Tomlin and his friend and fellow receiver Terry Hammons were fans of NFL Films, and in one they noticed that the great Cleveland running back Jim Brown behaved oddly near the sidelines before games, to unnerve opponents.

“We had such delusions of our own grandeur, we would do these weird drills, we’d get dressed up to our waist, go out with our shirts off, do some push-ups and then start doing ball drills,” said Hammons, who was Poem Boy and is now a lawyer in London.

Hammons calls Tomlin socially intelligent, possessing a knack for knowing what spurs others on. He was the guy singing “It’s a Beautiful Morning” in the bitter cold of an off-season workout. And years later, after Steelers running back Willie Parker complained about play-calling, Tomlin noted in a news conference that Parker wasn’t complaining last season, when he led the league in rushing for most of the year. The zinger delivered, Tomlin made Parker a game captain a few days later.

In college, Tomlin became a voracious student of the voluminous William and Mary playbook and game film, and he offered his suggestions to Coach Jimmye Laycock. For all his chattiness on the field, Tomlin was a deliberate thinker, given, a sociology professor said, to hanging back in an argument so he could analyze data — the thoughtful approach he takes today when talking to reporters.

From his first coaching job, with the wide receivers at Virginia Military Institute, the notebooks filled up quickly, Tomlin’s career buoyed by his amalgamation of smarts and swagger. At the University of Cincinnati — his fifth career stop in five years — the secondary he took over went from being ranked 111th in the nation in pass defense to 61st in his first season. Tony Dungy and Monte Kiffin, then coaching in Tampa Bay, heard about him while they were looking for a defensive backs coach.

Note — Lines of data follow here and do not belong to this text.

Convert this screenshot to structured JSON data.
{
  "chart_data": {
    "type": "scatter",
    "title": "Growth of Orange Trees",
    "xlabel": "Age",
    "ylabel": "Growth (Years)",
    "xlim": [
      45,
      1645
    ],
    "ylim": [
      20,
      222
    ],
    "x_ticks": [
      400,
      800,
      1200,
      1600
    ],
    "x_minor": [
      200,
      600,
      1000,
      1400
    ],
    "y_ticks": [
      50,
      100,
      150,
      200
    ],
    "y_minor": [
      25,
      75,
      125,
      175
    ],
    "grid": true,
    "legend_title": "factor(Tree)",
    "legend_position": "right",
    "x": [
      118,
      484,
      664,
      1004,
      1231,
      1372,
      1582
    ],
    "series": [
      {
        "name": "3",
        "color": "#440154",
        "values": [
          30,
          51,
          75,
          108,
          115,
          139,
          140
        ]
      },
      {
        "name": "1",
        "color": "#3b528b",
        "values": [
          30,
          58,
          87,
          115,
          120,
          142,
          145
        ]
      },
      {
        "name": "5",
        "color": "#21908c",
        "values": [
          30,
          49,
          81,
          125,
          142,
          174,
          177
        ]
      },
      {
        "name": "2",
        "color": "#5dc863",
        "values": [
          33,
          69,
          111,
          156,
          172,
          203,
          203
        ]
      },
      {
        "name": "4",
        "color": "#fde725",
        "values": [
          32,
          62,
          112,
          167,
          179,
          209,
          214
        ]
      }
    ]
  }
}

After putting Tomlin through a 15-hour interview, Kiffin called the veteran safety John Lynch to tell him about Tomlin’s preparedness and poise, about Tomlin’s attention to technique and his plans for motivation. “Monte said, ‘I have good news and bad news,’ ” Lynch recalled. “He said, ‘I got a heck of a secondary coach.’ I said, ‘What’s the bad news?’ ‘You’re a year older than him.’ ”

Tomlin, then 28, was used to the uneasiness his youth created. When the Buccaneers held a brief minicamp early in Tomlin’s tenure, he had known the players for two weeks. But he presented Lynch, a perennial All-Pro, a tape of 75 plays he thought he could improve on from the year before.

“At first, I thought, What’s up with this guy?” Lynch said. “But then I started reading the detail. He’d show a play, then have a long paragraph about what he thought I could do better. I learned a lot from him right away. That sold me on him.”

The Steelers were a veteran team one season removed from a Super Bowl title when Tomlin got the job Jan. 22, 2007, at age 34. The players were watching him closely. Tomlin ran an intentionally savage training camp to make the point that he was in charge and to help him determine the hardest workers.

Now the Steelers credit him for delegating authority to his assistants, rather than interfering with play-calling, and for easing up on some players as he has grown more comfortable with them.

“I like the head-scratching,” Tomlin said. “I go out of my way to not put them at ease. There’s nothing wrong with being in a permanent state of arousal and not finding a comfort zone.”

That wisdom is undoubtedly jotted in one of his notebooks, which will stretch a little longer for this season. There is no hiding how smart Tomlin is now, but that was never the whole book on him.

A few weeks after he became the Steelers’ coach, Tomlin invited Hammons, a Pittsburgh native and lifelong Steelers fan, to his first minicamp. Tomlin showed him the five Lombardi Trophies. He introduced him to the team’s chairman, Dan Rooney. Hammons was overwhelmed.

“We get out on the practice field, and he’d come over to me and say: ‘You know what, Terry? I could blow this whistle and all of the Pittsburgh Steelers would come running over. Do you want me to blow this whistle, Terry?’ ” Hammons said. “And he just laughs and walks away.”